Depuis ce temps ancien, le jour de grande marée,
Quand tempête du nord et pousse l’onde déchainée,
La vague se faufile et comme une vieille complice,
Remontant les ruelles, caresse l’édifice.

Ce vieux port autrefois, était nid de corsaires,
Chaque crique, chaque cave, tout autant de repaires.

Et ce qu’il engrangeait, faites confiance au Breton,
Quand il maniait le sabre, la prise avait du bon.

Sur son socle graniteux de la côte léonarde,
Veille sans désemparer, la fidèle sainte Barbe,
En larguant les amarres, filant à l’aventure,
Tout marin, la passant implore sa figure.

Un soir de Juin Quarante, fout rempli d’amertume
Je me suis fait devoir de suivre la coutume,
Et pense certes qu’alors, elle m’a bien entendu,
Puisque là, parmi vous, ici suis revenu.

Nous pouvons affirmer, la France et son image
Valait bien que nous tous, ayons fait ce voyage
Qui nous mena bien loin, loin de notre patrie,
Mettant dans la balance, notre espoir, notre vie.
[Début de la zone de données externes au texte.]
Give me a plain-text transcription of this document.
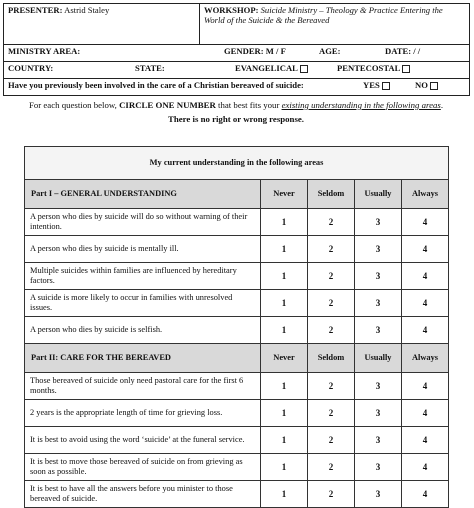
PRESENTER: Astrid Staley	WORKSHOP: Suicide Ministry – Theology & Practice Entering the World of the Suicide & the Bereaved
MINISTRY AREA:	GENDER: M / F	AGE:	DATE: / /

COUNTRY:	STATE:	EVANGELICAL	PENTECOSTAL

Have you previously been involved in the care of a Christian bereaved of suicide:	YES	NO
For each question below, CIRCLE ONE NUMBER that best fits your existing understanding in the following areas.
There is no right or wrong response.
My current understanding in the following areas				
Part I – GENERAL UNDERSTANDING	Never	Seldom	Usually	Always
A person who dies by suicide will do so without warning of their intention.	1	2	3	4
A person who dies by suicide is mentally ill.	1	2	3	4
Multiple suicides within families are influenced by hereditary factors.	1	2	3	4
A suicide is more likely to occur in families with unresolved issues.	1	2	3	4
A person who dies by suicide is selfish.	1	2	3	4
Part II: CARE FOR THE BEREAVED	Never	Seldom	Usually	Always
Those bereaved of suicide only need pastoral care for the first 6 months.	1	2	3	4
2 years is the appropriate length of time for grieving loss.	1	2	3	4
It is best to avoid using the word ‘suicide’ at the funeral service.	1	2	3	4
It is best to move those bereaved of suicide on from grieving as soon as possible.	1	2	3	4
It is best to have all the answers before you minister to those bereaved of suicide.	1	2	3	4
De Gaulle a dit un jour, parlant de l’Ile de Sein,
Heureux qu’elle soit là, sinon j’étais sans rien.

Vous êtes de tous ceux qui ont ouï l’Appel,
Là présents, vieux briscards de l’immense DFL
Qui entraient dans la danse, n’ayons garde d’oublier,
Au même pas que Brosset, Simon et Saint Hillier.